Things to Deep Clean in the Dining Room & Living Room

  • The soft furniture (vacuum and spot clean)
  • The windows and shiny surfaces (tackle mirrors and other shiny surfaces at the same time since you’ve got the window cleaner out)
  • The baseboards
  • The curtains & other soft items (blankets, pillows, table runner, etc)
  • The floor
  • Light fixtures

Things to Deep Clean in the Family Room/Office

  • The windows and shiny surfaces (mirrors, tv screen, etc)
  • The soft furniture (vacuum and spot clean)
  • The kids toys (if you don’t have kids, the other “stuff” that accumulates in the family room)
  • The baseboards
  • The curtains & other soft items
  • The floor
  • Light fixtures

Things to Deep Clean in the Bathrooms

(Remember, this isn’t your weekly cleaning, toilet cleaning isn’t on this list, because you should be cleaning it often).

  • The shower/tub
  • The shower curtain or glass door
  • The window
  • The baseboard
  • The cabinet of the sink
  • The floor
  • Light fixtures

Things to Deep Clean in the Master Bedroom

  • The mattress
  • The soft furniture ( vacuum and spot clean if you’ve got a chair or a fabric headboard, etc)
  • The big bed linens & other soft items (not your sheets which you should be doing weekly, but the big comforter or duvet, the throw blanket, the curtains, etc.)
  • The windows
  • The baseboards
  • The floor
  • Light fixtures

Things to Deep Clean in The Kids Bedrooms

  • The “crevices” (my kids stash stuff behind the bed, under the bureau, etc. I don’t know why this only happens in their bedrooms, but it’s definitely stuff I don’t see, so I make a point of cleaning those spots every few weeks)
  • The big linens (comforter, curtain, etc)
  • The windows
  • The baseboards
  • The floor
  • Light fixtures

If you can circle through all of those things on a somewhat regular basis, you’ll keep your home CLEAN, not just clean?.

Ok, Great, But How Do I Deep Clean All of That??

I thought you would ask! I’ve pulled together the best deep cleaning tips and hacks for you in this Deep Cleaning post so that you can get through these jobs easily.

What About the Elephant in the Room?

Figuratively, the elephant in the room that I haven’t even mentioned here in this post on deep cleaning is decluttering.

Literally, you may have an elephant in a room that needs to be decluttered.

Deep cleaning vs Decluttering

No matter what type of person you are. Type A, Type B, minimalist, hoarder…

You still need to declutter on a regular basis. I don’t count decluttering as cleaning. To me that is organizing, so I haven’t included it on my lists as something that needs to be done as part of a deep cleaning routine.

But it absolutely needs to be done. No one will notice your sparkly windows and shimmering baseboards if the house is filled up with clutter.

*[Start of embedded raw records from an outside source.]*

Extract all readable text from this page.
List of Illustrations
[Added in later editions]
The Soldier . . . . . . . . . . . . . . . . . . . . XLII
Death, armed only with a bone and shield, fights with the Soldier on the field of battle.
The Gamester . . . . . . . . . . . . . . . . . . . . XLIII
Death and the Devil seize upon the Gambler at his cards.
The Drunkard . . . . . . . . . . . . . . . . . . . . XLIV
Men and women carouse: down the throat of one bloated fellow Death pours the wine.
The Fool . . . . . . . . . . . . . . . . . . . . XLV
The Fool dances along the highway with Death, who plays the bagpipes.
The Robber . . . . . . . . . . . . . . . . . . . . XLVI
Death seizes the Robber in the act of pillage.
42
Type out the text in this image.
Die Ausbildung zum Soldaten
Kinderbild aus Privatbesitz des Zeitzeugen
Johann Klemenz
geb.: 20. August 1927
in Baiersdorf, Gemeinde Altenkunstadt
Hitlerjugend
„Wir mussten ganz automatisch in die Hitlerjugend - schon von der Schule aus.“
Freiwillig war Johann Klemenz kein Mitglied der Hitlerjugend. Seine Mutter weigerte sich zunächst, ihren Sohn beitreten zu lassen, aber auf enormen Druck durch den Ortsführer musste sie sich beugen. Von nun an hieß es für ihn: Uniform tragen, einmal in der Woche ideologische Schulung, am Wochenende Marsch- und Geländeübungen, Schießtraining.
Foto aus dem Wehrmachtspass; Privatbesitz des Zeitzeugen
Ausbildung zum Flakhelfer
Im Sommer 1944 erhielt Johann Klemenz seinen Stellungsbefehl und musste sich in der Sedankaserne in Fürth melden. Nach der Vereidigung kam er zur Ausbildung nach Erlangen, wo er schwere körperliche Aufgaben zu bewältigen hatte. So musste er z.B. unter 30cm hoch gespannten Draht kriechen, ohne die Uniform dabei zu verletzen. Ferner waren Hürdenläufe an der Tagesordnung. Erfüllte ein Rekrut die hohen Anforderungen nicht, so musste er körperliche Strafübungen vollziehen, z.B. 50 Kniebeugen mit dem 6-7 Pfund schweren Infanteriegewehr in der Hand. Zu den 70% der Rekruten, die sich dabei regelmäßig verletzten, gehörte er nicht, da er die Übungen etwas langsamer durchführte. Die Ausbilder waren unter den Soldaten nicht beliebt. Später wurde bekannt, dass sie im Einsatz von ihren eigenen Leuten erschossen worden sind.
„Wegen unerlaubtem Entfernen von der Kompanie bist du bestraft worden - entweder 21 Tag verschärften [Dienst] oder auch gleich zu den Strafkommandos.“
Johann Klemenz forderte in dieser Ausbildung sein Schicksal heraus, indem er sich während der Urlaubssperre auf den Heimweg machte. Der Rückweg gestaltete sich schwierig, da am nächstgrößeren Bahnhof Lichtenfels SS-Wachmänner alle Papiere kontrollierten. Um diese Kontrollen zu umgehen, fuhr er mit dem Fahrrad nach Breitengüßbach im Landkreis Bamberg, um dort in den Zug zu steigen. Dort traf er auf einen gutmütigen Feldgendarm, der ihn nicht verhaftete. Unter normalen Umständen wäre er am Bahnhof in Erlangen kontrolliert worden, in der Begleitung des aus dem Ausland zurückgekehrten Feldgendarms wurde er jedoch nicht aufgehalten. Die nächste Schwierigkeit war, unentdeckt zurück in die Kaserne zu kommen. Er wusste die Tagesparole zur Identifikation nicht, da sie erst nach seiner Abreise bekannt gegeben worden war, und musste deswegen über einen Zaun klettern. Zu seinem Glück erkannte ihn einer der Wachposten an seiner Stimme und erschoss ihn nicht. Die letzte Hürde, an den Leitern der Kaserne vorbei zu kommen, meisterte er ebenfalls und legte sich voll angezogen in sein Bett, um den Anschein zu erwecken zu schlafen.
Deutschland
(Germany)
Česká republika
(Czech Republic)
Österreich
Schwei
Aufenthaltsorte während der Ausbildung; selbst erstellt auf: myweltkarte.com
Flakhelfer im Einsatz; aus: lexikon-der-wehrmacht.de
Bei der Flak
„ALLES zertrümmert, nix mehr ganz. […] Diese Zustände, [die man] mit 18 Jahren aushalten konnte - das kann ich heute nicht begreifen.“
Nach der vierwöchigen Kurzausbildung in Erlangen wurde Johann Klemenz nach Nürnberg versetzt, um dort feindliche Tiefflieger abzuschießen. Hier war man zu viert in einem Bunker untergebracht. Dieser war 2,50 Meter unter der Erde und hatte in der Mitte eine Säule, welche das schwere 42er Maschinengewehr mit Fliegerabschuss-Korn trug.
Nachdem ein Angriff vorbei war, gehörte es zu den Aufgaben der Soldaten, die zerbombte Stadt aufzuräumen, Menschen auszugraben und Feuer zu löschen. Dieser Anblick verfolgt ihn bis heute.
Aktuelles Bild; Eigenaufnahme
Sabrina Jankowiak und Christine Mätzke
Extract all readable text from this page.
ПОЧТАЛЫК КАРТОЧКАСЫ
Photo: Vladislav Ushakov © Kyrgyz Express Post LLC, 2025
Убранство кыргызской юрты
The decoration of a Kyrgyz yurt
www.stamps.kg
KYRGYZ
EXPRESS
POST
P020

Not to worry, I can get you started on that, too! This post gives you 37 Things You Can Throw Away Now to get you in the mood for getting rid of junk.

Work It Into The Routine

Now, if you’ve got an established cleaning habit that is keeping you just above water on the clean house scale, then see what you can do to work some of these deep cleaning tasks into your routine.

Will it work to do one a week with each week having it’s own designated “room”? Or maybe you can do two a week?

See what works best for your life and then see how much more sparkly the house feels when you start deep cleaning these neglected areas.